Dans ce cas, le droit de préférence se mue en un réalité un véritable droit de préemption puisque si le locataire exerce son droit, il prend la place du candidat acquéreur.

6. Le texte prévoit des garanties similaires pour le locataire en cas de mise en vente publique du bien.

Ainsi, et en résumé, en cas de vente publique dématérialisée (la plus courante actuellement), le notaire devra notifier au locataire le cahier des charges au moins 30 jours avant la mise en vente et il reviendra au locataire d’indiquer s’il entend exercer son droit. Dans l’affirmative, il devra indiquer le prix maximum qu’il propose. Si le montant de la dernière enchère est inférieur ou égal au prix proposé par le locataire, ce dernier remporte la vente au prix de la dernière enchère. Si, à l’inverse, le prix des enchères excède le prix proposé par le locataire, ce dernier est déchu de son droit.

7. En cas de non-respect par le bailleur du droit de préférence de son locataire, ce dernier se voit nanti d’une action subrogatoire qu’il peut intenter contre l’acquéreur, afin de devenir propriétaire du bien à sa place, moyennant remboursement du prix payé par ce dernier.

Cette procédure verra également la présence du bailleur-vendeur à la cause pour lui permettre, le cas échéant, de contester le non-respect du droit de préférence allégué par le locataire.

Au vu de leurs obligations spécifiques, la mise à la cause du notaire ou de l’agent immobilier et du notaire sera sans doute opportune.

Le locataire disposera d’un délai d’un an à dater de la transcription de la vente pour intenter son action. Au-delà, il sera trop tard.

A notre sens, outre cette action subrogatoire spécifique, le locataire évincé pourra aussi engager la responsabilité de son ancien bailleur en indemnisation de la perte d’une chance, selon les règles classiques.

8. Certaines ventes privent toutefois le locataire de cette faculté. Le texte en vise une dizaine. Citons, sans entrer dans les détails, la vente opérant au sein de la famille (1°), la cession d’usufruit ou de nue-propriété (2°), la cession immobilière opérant dans le cadre de fusions, scissions ou liquidations de sociétés (3°), la vente à sa propre société (4°), la cession de droits indivis entre indivisaires (5°), la vente d’un bien frappé par un arrêté d’inhabitabilité (8°).

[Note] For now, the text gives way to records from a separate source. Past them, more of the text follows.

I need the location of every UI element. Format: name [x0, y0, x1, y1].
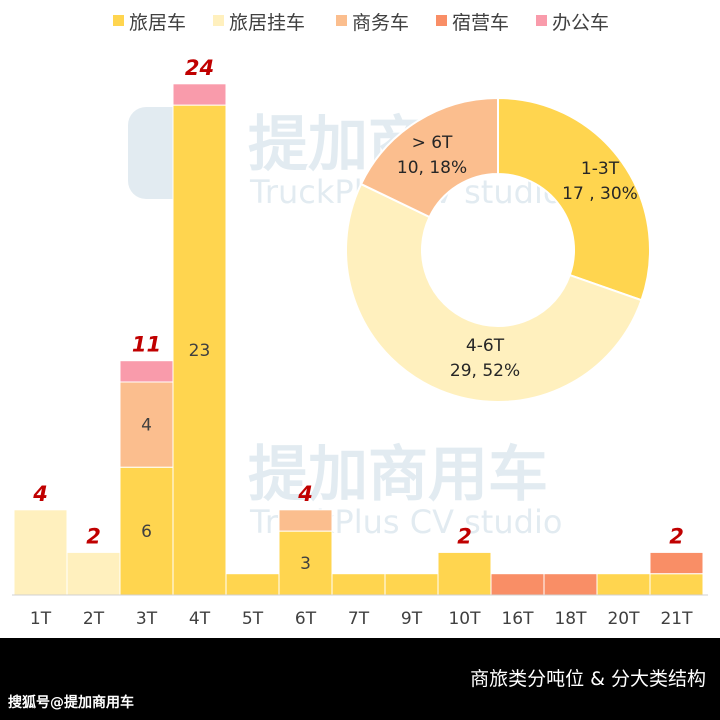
bar-segment — [331, 573, 386, 596]
bar-segment — [649, 551, 704, 575]
legend-label: 宿营车 — [452, 12, 509, 34]
legend-swatch — [113, 15, 124, 26]
bar-segment — [225, 573, 280, 596]
bar-segment — [66, 551, 121, 596]
legend-swatch — [213, 15, 224, 26]
segment-value-label: 3 — [300, 554, 311, 574]
segment-value-label: 4 — [141, 416, 152, 436]
bar-segment — [119, 466, 174, 596]
donut-slice — [497, 96, 651, 302]
donut-slice-value: 17 , 30% — [562, 184, 638, 204]
total-value-label: 4 — [297, 482, 313, 506]
bar-segment — [649, 573, 704, 596]
segment-value-label: 6 — [141, 522, 152, 542]
bar-chart: 6 4 23 3 4 2 11 24 4 2 2 — [13, 56, 704, 596]
x-tick-label: 6T — [295, 609, 317, 629]
x-tick-label: 18T — [554, 609, 587, 629]
total-value-label: 11 — [132, 333, 161, 357]
bar-segment — [172, 104, 227, 596]
donut-slice — [345, 182, 643, 403]
legend-item: 宿营车 — [436, 12, 509, 34]
legend-swatch — [436, 15, 447, 26]
bar-segment — [490, 573, 545, 596]
x-tick-label: 5T — [242, 609, 264, 629]
segment-value-label: 23 — [189, 341, 211, 361]
x-tick-label: 7T — [348, 609, 370, 629]
footer-source: 搜狐号@提加商用车 — [8, 695, 134, 711]
donut-slice-value: 29, 52% — [450, 361, 520, 381]
x-tick-label: 20T — [607, 609, 640, 629]
legend-swatch — [536, 15, 547, 26]
donut-slice-name: 4-6T — [466, 336, 505, 356]
bar-segment — [278, 509, 333, 532]
donut-chart: 1-3T 17 , 30% 4-6T 29, 52% > 6T 10, 18% — [345, 96, 651, 403]
legend-label: 办公车 — [552, 12, 609, 34]
total-value-label: 2 — [457, 524, 472, 548]
donut-slice-name: > 6T — [412, 133, 453, 153]
total-value-label: 2 — [86, 524, 101, 548]
bar-segment — [119, 360, 174, 383]
x-tick-label: 9T — [401, 609, 423, 629]
bar-segment — [172, 83, 227, 106]
total-value-label: 2 — [669, 524, 684, 548]
x-axis-ticks: 1T 2T 3T 4T 5T 6T 7T 9T 10T 16T 18T 20T 21T — [30, 609, 693, 629]
bar-segment — [596, 573, 651, 596]
legend-item: 商务车 — [336, 12, 409, 34]
x-tick-label: 10T — [448, 609, 481, 629]
x-tick-label: 3T — [136, 609, 158, 629]
donut-slices — [345, 96, 651, 403]
total-value-label: 24 — [185, 56, 214, 80]
footer-bar: 商旅类分吨位 & 分大类结构 — [0, 638, 720, 720]
legend-swatch — [336, 15, 347, 26]
legend-item: 旅居车 — [113, 12, 186, 34]
total-value-label: 4 — [32, 482, 48, 506]
bar-segment — [437, 551, 492, 596]
bar-segment — [13, 509, 68, 596]
legend: 旅居车 旅居挂车 商务车 宿营车 办公车 — [113, 12, 609, 34]
bar-segment — [384, 573, 439, 596]
x-tick-label: 21T — [660, 609, 693, 629]
legend-label: 商务车 — [352, 12, 409, 34]
legend-item: 办公车 — [536, 12, 609, 34]
donut-slice-value: 10, 18% — [397, 158, 467, 178]
x-tick-label: 1T — [30, 609, 52, 629]
donut-slice — [359, 96, 499, 219]
bar-segment — [278, 530, 333, 596]
donut-slice-name: 1-3T — [581, 159, 620, 179]
bar-segment — [543, 573, 598, 596]
x-tick-label: 4T — [189, 609, 211, 629]
legend-label: 旅居挂车 — [229, 12, 305, 34]
footer-caption: 商旅类分吨位 & 分大类结构 — [470, 668, 706, 690]
x-tick-label: 2T — [83, 609, 105, 629]
watermark-brand: 提加商用车 — [248, 440, 548, 510]
x-tick-label: 16T — [501, 609, 534, 629]
legend-label: 旅居车 — [129, 12, 186, 34]
legend-item: 旅居挂车 — [213, 12, 305, 34]
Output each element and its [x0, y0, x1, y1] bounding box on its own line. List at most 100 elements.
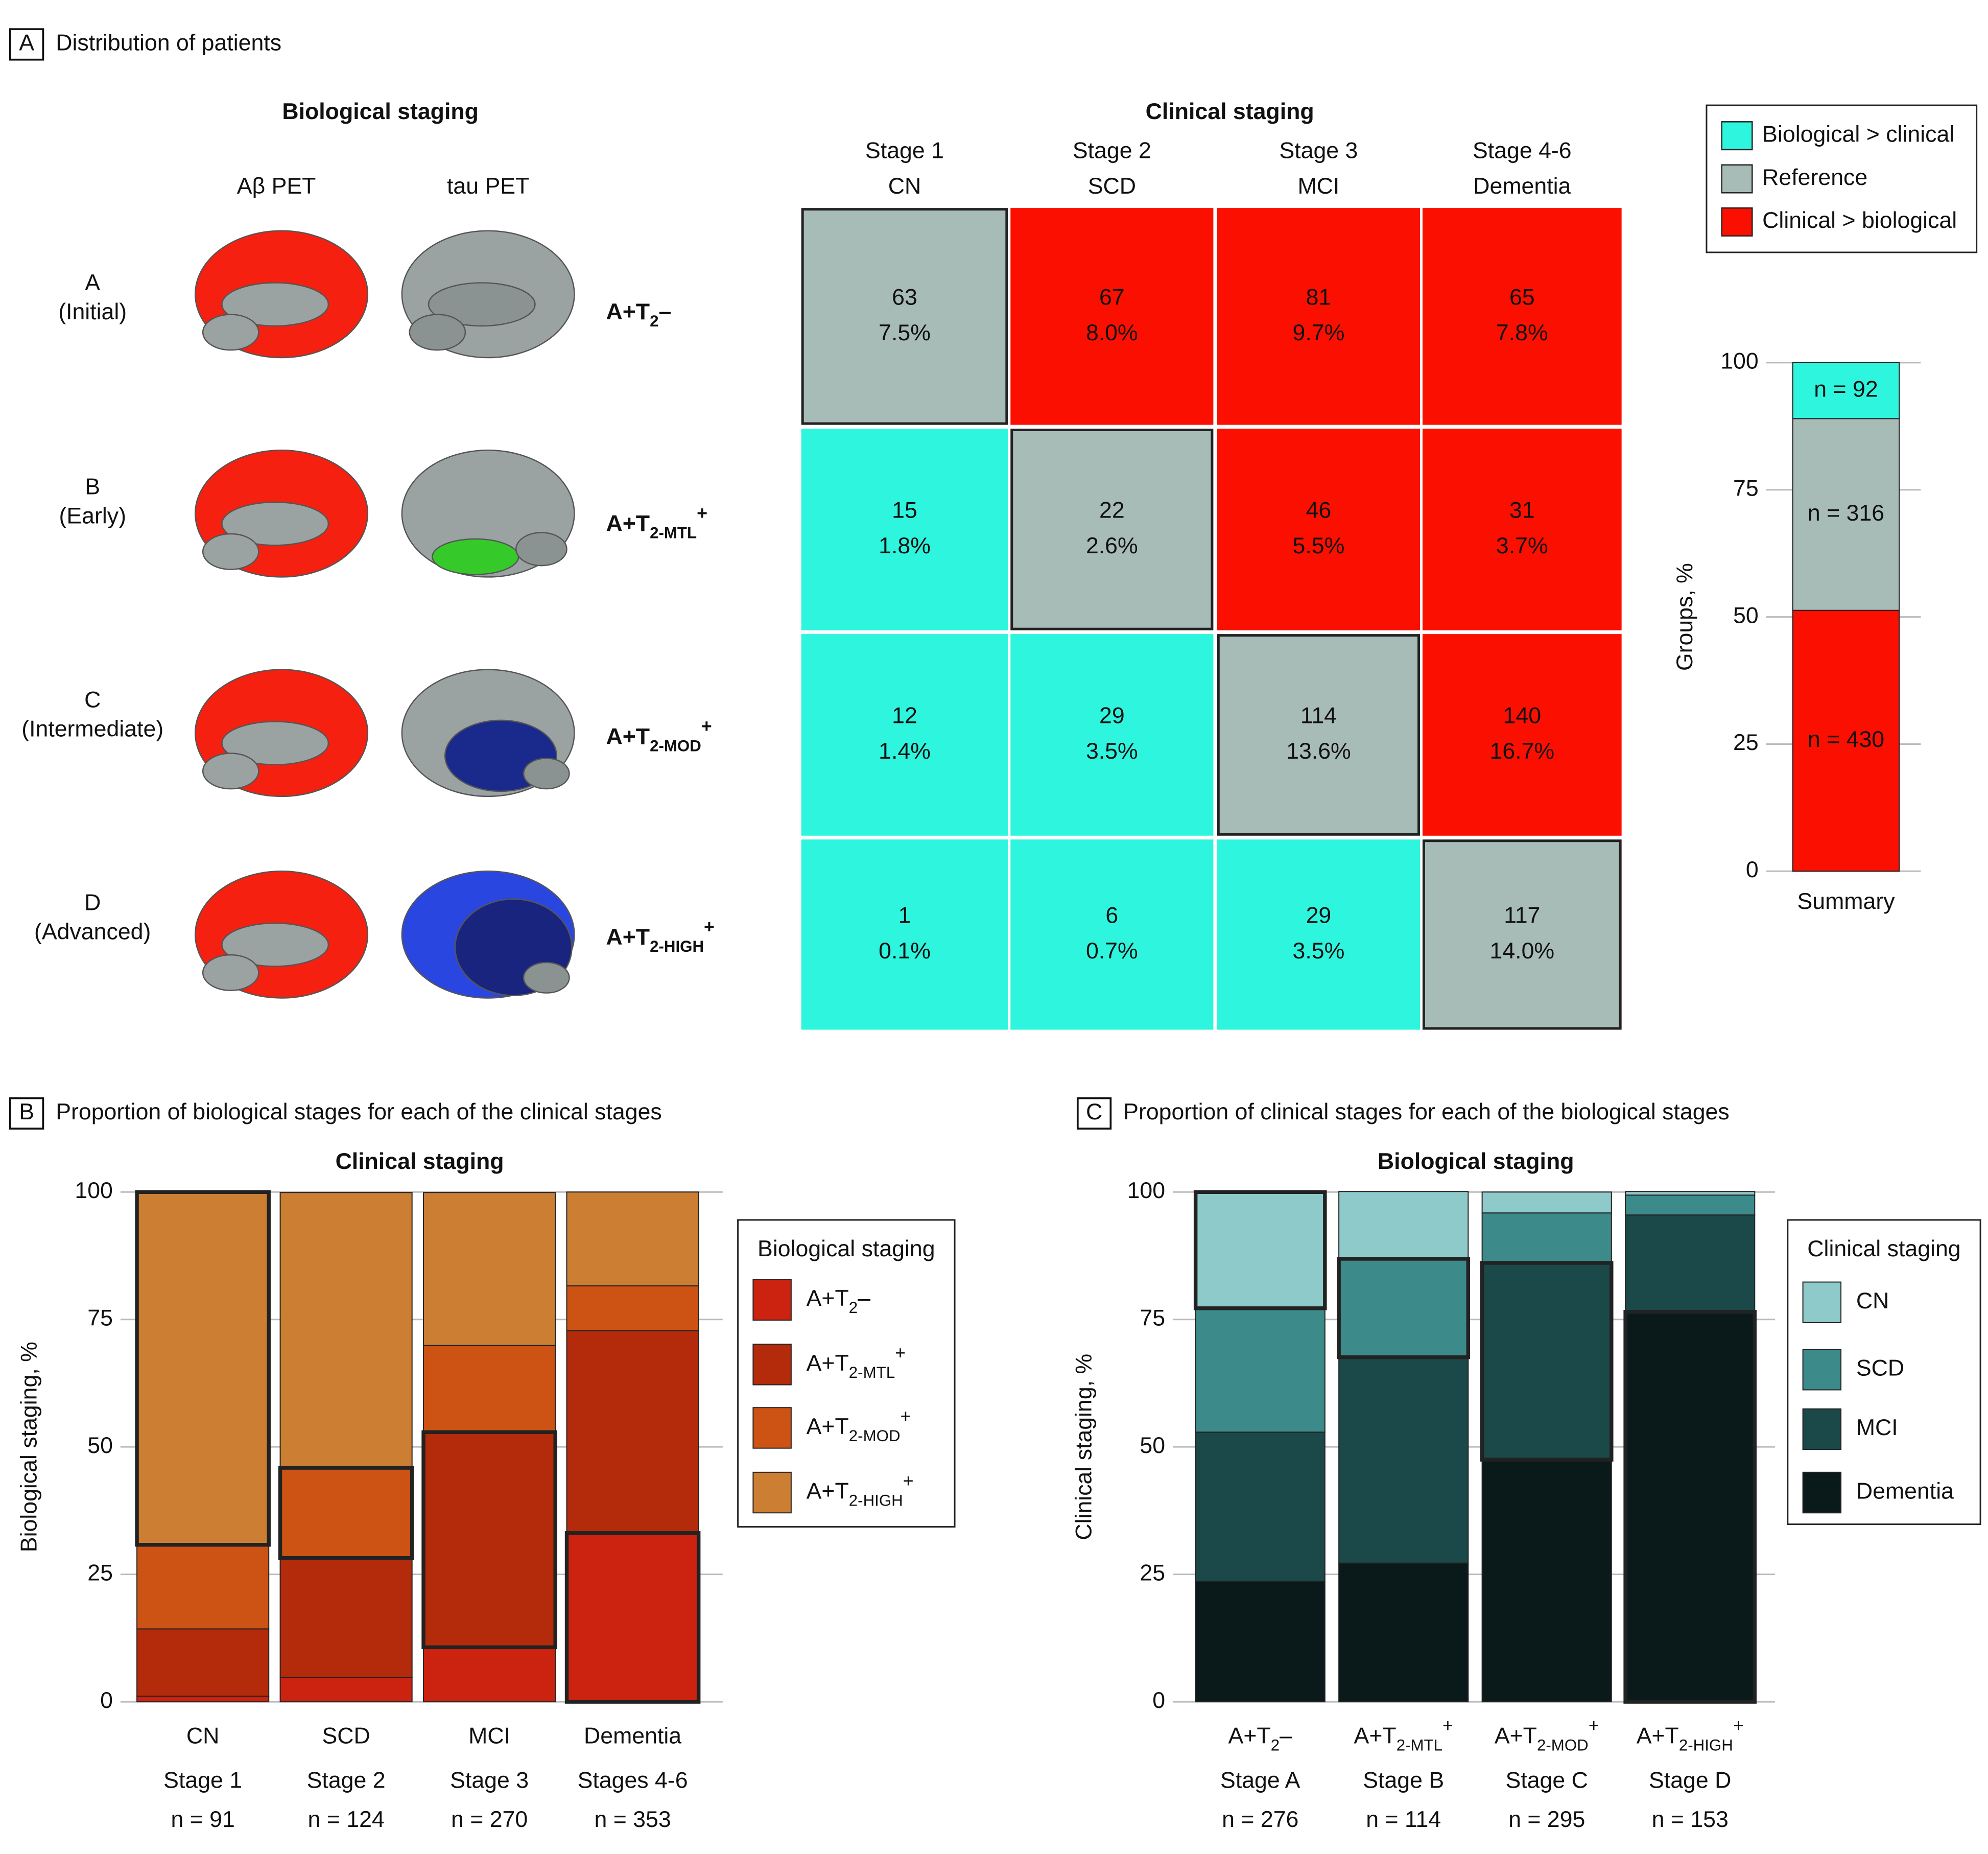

Lorsque le bien vendu comporte plusieurs logements, les locataires ne disposent pas non plus de ce droit, car cela impliquerait de devoir diviser l’immeuble et de créer une copropriété (9°).

Il existe également deux exceptions en faveur des pouvoirs publics : lorsque le bien est cédé à une autorité publique en vue d’être utilisé à des fins d’intérêt général (6°) ou lorsque le bien fait l’objet d’un arrêté d’expropriation (7°).

Le locataire est enfin également déchu de son droit de préférence si le bien avait déjà fait l’objet, avant la conclusion du bail, d’une promesse de vente envers un tiers et que ce dernier exerce son droit (10°).